In April last year, Ms. Hope decided to start keeping a formal tally, limiting her area of study to those six and eight-legged critters she collects, including those found either on her person or on her dog.

Three times a day she takes walks with Carly, a 5-year-old yellow Lab, near the preserve that surrounds her East Hampton property. The dog, on a 50-foot-long tether, is a magnet for ticks, which abound in the wooded habitat. Once home, Ms. Hope combs the dog’s coat for visible ticks and affixes them with Scotch tape to a dated index card.

The almost-invisible larvae become visible after feasting on a blood meal. The engorged larvae resemble tiny black sesame seeds, quickly dropping off into Carly’s bed, having completed the first stage of their life cycle. Ms. Hope collects them while changing the bedding each day.

 During last week’s visit, Ms. Hope affixed three lone star engorged larvae and crushed one with a pencil eraser to show Carly’s blood oozing out.

“Every tick you collect is one that won’t go to the dance next year,” said Ms. Hope, who sees a slight reduction in the local tick population as an added benefit of her research.

Last year, Ms. Hope collected around 2,500 ticks. This year’s tally includes 2,475 lone star ticks, 10 deer ticks — and zero chiggers. 

“I can’t conclude a negative. I can’t tell you there are no chiggers in East Hampton,” Ms. Hope said, peering out from her white microscope. “But over three years, I’ve viewed over 7,000 ticks, and I have not seen one chigger.”

Based on her findings, Ms. Hope has concluded that East Hampton’s tick season runs from April to November, with the adult lone star peaking around Memorial Day weekend, when Ms. Hope amassed 109 ticks during one 24-hour period. Another peak occurred in late August, when the lone star larvae hatch, resulting in those annoying, itchy, red bites, which resemble those of chiggers. Ms. Hope collected over 1,500.

So far, compared to last year, she has collected more lone star ticks and fewer deer ticks. Next year, she hopes to add weather to her list of daily metrics, logging high and low temperatures and precipitation.

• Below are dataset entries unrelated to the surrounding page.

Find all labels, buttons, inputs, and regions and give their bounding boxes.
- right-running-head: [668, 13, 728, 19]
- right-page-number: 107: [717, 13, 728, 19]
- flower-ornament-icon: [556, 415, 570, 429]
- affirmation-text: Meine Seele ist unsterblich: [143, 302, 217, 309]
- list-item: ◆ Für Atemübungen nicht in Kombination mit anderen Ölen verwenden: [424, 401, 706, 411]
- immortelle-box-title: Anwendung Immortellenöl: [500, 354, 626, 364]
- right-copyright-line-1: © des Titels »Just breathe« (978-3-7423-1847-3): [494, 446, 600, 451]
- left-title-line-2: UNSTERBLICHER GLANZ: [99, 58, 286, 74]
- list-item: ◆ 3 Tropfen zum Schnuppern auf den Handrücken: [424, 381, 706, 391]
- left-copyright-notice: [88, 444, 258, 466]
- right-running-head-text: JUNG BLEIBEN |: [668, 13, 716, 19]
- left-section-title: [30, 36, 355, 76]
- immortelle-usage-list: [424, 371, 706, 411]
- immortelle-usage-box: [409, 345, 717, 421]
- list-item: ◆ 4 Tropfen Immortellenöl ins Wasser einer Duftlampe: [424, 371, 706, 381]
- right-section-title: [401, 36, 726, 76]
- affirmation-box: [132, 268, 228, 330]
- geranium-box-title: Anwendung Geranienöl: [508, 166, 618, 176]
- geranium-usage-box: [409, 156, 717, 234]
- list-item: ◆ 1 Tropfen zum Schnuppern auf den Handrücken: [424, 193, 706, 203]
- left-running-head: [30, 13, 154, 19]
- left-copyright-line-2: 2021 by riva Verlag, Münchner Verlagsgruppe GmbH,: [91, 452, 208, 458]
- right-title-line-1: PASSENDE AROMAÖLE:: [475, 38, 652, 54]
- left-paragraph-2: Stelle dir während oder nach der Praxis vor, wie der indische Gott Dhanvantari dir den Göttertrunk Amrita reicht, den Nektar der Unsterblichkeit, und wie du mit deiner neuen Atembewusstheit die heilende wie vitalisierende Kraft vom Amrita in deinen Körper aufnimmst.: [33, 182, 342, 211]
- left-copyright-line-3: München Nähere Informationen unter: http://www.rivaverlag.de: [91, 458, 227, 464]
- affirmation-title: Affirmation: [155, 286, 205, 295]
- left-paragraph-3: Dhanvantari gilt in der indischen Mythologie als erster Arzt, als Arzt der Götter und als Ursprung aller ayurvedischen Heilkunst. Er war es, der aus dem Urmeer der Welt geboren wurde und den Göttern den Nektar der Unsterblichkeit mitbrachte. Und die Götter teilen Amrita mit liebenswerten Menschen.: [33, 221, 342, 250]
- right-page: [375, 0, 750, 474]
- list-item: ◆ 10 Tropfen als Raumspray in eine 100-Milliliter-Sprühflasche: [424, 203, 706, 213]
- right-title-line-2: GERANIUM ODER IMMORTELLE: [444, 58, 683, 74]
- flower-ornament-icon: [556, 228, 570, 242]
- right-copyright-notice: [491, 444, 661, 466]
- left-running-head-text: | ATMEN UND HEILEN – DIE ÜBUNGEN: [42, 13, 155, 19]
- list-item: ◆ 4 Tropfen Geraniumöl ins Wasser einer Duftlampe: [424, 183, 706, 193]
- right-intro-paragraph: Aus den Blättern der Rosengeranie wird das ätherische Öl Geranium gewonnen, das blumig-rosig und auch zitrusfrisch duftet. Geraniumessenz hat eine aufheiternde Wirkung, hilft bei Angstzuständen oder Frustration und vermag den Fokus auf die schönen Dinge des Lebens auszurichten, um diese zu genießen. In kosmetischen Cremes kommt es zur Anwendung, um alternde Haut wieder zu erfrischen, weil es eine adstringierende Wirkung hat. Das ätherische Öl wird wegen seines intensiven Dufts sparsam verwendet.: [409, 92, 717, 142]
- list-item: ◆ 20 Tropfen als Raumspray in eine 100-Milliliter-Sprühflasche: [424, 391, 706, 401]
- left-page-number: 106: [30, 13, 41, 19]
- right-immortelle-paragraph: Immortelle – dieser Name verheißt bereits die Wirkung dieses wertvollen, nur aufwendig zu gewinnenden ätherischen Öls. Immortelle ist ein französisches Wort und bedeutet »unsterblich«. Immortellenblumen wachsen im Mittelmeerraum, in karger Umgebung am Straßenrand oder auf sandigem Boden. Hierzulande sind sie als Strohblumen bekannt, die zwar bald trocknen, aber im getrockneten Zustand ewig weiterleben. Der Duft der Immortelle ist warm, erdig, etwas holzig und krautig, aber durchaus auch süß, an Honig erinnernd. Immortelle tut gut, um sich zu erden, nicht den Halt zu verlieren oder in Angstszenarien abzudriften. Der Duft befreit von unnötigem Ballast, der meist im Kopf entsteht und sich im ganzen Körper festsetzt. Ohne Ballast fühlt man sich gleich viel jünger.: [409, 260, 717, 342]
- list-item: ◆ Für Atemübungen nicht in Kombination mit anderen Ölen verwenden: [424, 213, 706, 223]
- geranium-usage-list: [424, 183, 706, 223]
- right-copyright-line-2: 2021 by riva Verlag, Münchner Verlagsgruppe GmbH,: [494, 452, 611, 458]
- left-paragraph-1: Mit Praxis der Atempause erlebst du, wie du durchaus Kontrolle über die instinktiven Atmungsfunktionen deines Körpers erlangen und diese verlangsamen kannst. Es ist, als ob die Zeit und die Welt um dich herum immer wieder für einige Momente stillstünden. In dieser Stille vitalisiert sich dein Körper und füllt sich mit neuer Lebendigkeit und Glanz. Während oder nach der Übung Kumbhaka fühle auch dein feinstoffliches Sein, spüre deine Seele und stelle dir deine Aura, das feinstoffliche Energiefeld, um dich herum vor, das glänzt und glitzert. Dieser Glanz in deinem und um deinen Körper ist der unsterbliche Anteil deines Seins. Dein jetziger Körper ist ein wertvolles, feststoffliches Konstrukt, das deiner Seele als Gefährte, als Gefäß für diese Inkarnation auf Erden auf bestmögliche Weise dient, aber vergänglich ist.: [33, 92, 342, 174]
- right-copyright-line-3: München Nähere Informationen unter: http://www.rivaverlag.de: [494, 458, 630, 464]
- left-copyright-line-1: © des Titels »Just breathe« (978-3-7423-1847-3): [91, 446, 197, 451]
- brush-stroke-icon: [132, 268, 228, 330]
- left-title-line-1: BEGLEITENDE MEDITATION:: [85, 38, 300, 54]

When not cataloging ticks, Ms. Hope, who has not come down with any of the known tick-borne diseases, stays busy watching baseball and spending time with her 4-month-old grandson. In 2007, she retired from East Hampton High School, where she had worked for 33 years as a biology teacher and chaired its science department for eight years. In July of 2014 she surprised her colleagues by resigning from the East Hampton School Board after serving as its president.

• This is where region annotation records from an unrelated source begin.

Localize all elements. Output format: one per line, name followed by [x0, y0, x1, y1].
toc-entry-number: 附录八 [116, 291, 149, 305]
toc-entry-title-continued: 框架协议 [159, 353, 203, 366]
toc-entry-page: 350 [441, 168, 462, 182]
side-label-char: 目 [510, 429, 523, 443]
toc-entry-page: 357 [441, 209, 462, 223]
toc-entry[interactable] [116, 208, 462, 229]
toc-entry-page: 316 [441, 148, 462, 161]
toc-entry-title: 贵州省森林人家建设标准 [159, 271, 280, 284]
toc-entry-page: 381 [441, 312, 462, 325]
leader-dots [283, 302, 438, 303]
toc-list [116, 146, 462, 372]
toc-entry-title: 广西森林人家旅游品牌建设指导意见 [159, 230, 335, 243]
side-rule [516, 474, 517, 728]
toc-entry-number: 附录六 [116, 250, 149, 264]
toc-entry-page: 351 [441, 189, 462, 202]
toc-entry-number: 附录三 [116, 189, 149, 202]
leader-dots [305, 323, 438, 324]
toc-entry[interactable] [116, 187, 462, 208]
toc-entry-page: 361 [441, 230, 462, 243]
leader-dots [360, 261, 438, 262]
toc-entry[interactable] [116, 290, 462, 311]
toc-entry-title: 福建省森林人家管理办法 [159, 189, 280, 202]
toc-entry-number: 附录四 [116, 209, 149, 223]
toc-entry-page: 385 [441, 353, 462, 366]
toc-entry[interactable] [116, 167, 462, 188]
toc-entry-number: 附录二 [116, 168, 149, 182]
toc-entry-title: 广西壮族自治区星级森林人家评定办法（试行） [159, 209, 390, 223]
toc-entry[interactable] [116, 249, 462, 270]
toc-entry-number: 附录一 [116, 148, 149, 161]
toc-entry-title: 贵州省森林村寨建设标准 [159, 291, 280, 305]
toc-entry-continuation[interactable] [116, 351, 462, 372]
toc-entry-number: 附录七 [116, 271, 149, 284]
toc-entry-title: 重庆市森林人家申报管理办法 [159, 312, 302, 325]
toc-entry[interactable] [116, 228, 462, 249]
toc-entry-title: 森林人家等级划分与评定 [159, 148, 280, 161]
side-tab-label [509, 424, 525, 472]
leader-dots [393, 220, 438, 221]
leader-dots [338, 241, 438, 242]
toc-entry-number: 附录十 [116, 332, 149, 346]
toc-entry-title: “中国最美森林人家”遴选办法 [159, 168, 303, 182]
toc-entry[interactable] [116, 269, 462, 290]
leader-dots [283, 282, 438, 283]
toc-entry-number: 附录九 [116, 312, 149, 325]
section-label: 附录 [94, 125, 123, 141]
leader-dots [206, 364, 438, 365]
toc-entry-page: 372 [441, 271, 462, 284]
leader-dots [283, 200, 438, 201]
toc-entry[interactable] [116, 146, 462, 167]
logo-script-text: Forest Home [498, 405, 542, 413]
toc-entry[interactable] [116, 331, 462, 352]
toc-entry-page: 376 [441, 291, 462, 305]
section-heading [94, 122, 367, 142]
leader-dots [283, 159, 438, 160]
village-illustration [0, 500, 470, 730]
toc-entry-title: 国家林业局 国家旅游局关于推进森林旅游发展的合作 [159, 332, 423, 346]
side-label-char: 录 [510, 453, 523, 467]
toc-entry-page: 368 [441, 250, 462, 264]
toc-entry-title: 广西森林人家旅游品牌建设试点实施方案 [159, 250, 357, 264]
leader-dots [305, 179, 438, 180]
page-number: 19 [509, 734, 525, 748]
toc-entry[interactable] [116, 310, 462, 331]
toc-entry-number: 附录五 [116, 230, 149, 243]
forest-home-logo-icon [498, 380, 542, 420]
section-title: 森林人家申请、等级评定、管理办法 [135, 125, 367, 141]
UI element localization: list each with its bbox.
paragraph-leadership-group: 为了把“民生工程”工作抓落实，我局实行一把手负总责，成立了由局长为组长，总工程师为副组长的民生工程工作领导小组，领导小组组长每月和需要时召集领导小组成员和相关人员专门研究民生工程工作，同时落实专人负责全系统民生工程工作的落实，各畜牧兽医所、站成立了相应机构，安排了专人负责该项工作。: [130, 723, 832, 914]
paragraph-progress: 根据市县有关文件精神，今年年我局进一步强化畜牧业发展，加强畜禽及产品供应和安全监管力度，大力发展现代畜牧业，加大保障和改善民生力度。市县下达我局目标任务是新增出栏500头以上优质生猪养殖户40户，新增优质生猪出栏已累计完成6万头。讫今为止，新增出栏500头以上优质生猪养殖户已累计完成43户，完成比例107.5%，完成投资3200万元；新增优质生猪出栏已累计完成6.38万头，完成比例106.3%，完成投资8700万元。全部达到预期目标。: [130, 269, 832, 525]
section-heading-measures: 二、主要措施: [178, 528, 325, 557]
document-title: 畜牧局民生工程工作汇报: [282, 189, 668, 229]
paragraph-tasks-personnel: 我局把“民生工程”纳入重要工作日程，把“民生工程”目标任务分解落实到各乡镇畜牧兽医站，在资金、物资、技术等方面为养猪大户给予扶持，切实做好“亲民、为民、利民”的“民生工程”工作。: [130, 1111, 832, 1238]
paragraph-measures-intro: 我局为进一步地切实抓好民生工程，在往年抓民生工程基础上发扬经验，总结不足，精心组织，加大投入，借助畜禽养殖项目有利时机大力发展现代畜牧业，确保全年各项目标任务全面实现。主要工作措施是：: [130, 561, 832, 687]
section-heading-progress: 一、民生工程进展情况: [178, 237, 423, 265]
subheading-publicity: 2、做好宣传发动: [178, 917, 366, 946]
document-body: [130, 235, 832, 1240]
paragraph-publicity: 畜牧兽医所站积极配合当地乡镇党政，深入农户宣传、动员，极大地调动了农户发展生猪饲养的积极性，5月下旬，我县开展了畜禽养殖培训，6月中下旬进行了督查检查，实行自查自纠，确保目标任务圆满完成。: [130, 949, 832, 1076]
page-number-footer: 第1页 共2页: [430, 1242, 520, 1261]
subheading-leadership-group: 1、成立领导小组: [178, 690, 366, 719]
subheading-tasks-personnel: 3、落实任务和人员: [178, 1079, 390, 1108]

In recent months, she also began co-chairing a 10-member education committee that is examining how local school districts might operate more efficiently, with an eye toward shared resources and cost-savings.

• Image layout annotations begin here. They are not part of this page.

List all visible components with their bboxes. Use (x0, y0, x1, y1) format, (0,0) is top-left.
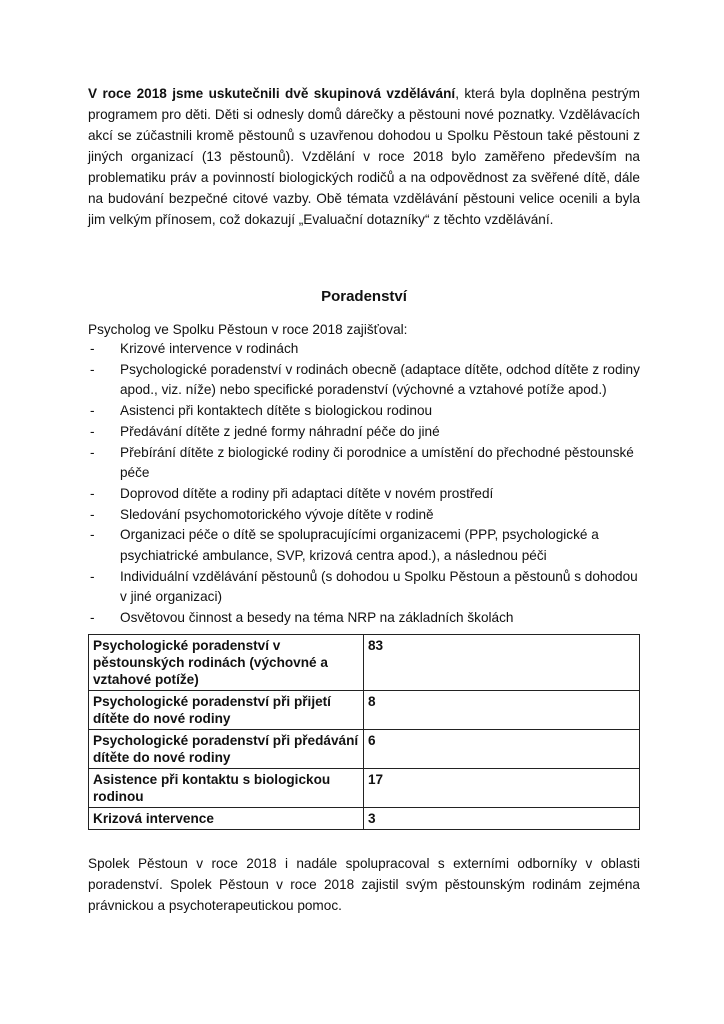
list-item-text: Osvětovou činnost a besedy na téma NRP na základních školách (120, 610, 514, 626)
list-item (88, 505, 640, 526)
list-bullet: - (90, 527, 95, 543)
list-item-text: Přebírání dítěte z biologické rodiny či porodnice a umístění do přechodné pěstounské péče (120, 444, 634, 481)
list-item-text: Sledování psychomotorického vývoje dítěte v rodině (120, 506, 434, 522)
list-item-text: Asistenci při kontaktech dítěte s biologickou rodinou (120, 403, 433, 419)
table-row (89, 730, 640, 769)
list-item (88, 443, 640, 484)
table-row (89, 769, 640, 808)
services-list (88, 339, 640, 629)
closing-paragraph: Spolek Pěstoun v roce 2018 i nadále spolupracoval s externími odborníky v oblasti poradenství. Spolek Pěstoun v roce 2018 zajistil svým pěstounským rodinám zejména právnickou a psychoterapeutickou pomoc. (88, 856, 640, 913)
list-item (88, 339, 640, 360)
table-cell-value: 8 (364, 691, 640, 730)
table-cell-label: Psychologické poradenství při přijetí dítěte do nové rodiny (89, 691, 364, 730)
list-bullet: - (90, 610, 95, 626)
list-item (88, 567, 640, 608)
list-bullet: - (90, 423, 95, 439)
list-item (88, 608, 640, 629)
intro-bold-lead: V roce 2018 jsme uskutečnili dvě skupinová vzdělávání (88, 86, 456, 101)
list-bullet: - (90, 485, 95, 501)
table-cell-label: Psychologické poradenství při předávání dítěte do nové rodiny (89, 730, 364, 769)
table-row (89, 808, 640, 830)
section-lead: Psycholog ve Spolku Pěstoun v roce 2018 zajišťoval: (88, 322, 408, 337)
list-bullet: - (90, 444, 95, 460)
list-item-text: Krizové intervence v rodinách (120, 341, 299, 356)
table-cell-value: 83 (364, 635, 640, 691)
intro-paragraph (88, 83, 640, 230)
table-row (89, 635, 640, 691)
list-bullet: - (90, 341, 95, 356)
table-cell-value: 17 (364, 769, 640, 808)
table-cell-label: Psychologické poradenství v pěstounských rodinách (výchovné a vztahové potíže) (89, 635, 364, 691)
list-bullet: - (90, 568, 95, 584)
section-heading: Poradenství (321, 288, 407, 305)
list-item (88, 484, 640, 505)
list-item (88, 525, 640, 566)
list-item-text: Individuální vzdělávání pěstounů (s dohodou u Spolku Pěstoun a pěstounů s dohodou v jiné organizaci) (120, 568, 638, 605)
list-item-text: Organizaci péče o dítě se spolupracujícími organizacemi (PPP, psychologické a psychiatrické ambulance, SVP, krizová centra apod.), a následnou péči (120, 527, 599, 564)
list-bullet: - (90, 361, 95, 377)
table-cell-value: 3 (364, 808, 640, 830)
list-item (88, 360, 640, 401)
table-cell-value: 6 (364, 730, 640, 769)
list-item (88, 401, 640, 422)
intro-text: , která byla doplněna pestrým programem pro děti. Děti si odnesly domů dárečky a pěstouni nové poznatky. Vzdělávacích akcí se zúčastnili kromě pěstounů s uzavřenou dohodou u Spolku Pěstoun také pěstouni z jiných organizací (13 pěstounů). Vzdělání v roce 2018 bylo zaměřeno především na problematiku práv a povinností biologických rodičů a na odpovědnost za svěřené dítě, dále na budování bezpečné citové vazby. Obě témata vzdělávání pěstouni velice ocenili a byla jim velkým přínosem, což dokazují „Evaluační dotazníky“ z těchto vzdělávání. (88, 86, 640, 227)
list-item-text: Předávání dítěte z jedné formy náhradní péče do jiné (120, 423, 440, 439)
list-bullet: - (90, 403, 95, 419)
list-bullet: - (90, 506, 95, 522)
table-row (89, 691, 640, 730)
counseling-stats-table (88, 634, 640, 830)
table-cell-label: Krizová intervence (89, 808, 364, 830)
list-item (88, 422, 640, 443)
list-item-text: Psychologické poradenství v rodinách obecně (adaptace dítěte, odchod dítěte z rodiny apod., viz. níže) nebo specifické poradenství (výchovné a vztahové potíže apod.) (120, 361, 640, 398)
table-cell-label: Asistence při kontaktu s biologickou rodinou (89, 769, 364, 808)
list-item-text: Doprovod dítěte a rodiny při adaptaci dítěte v novém prostředí (120, 485, 494, 501)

This winter, Ms. Hope plans to organize three years’ worth of tick data, superimposing weather systems on the information she has gathered and synthesizing her research. She is curious, for instance, about whether this spring’s prolonged snowpack led to an unusually robust lone star tick population and the extent to which the rise of various tick populations is tied to the changing seasons.

“At this point, I’m able to say that the hypothesis I was testing, which was that we have chiggers in East Hampton, is not supported by the evidence,” concluded Ms. Hope, whose passion for “good, thorough, simple” science remains undiminished. “If I have a purpose, it’s to use accepted methods to satisfy curiosity, educate myself and others, and contribute to my community.”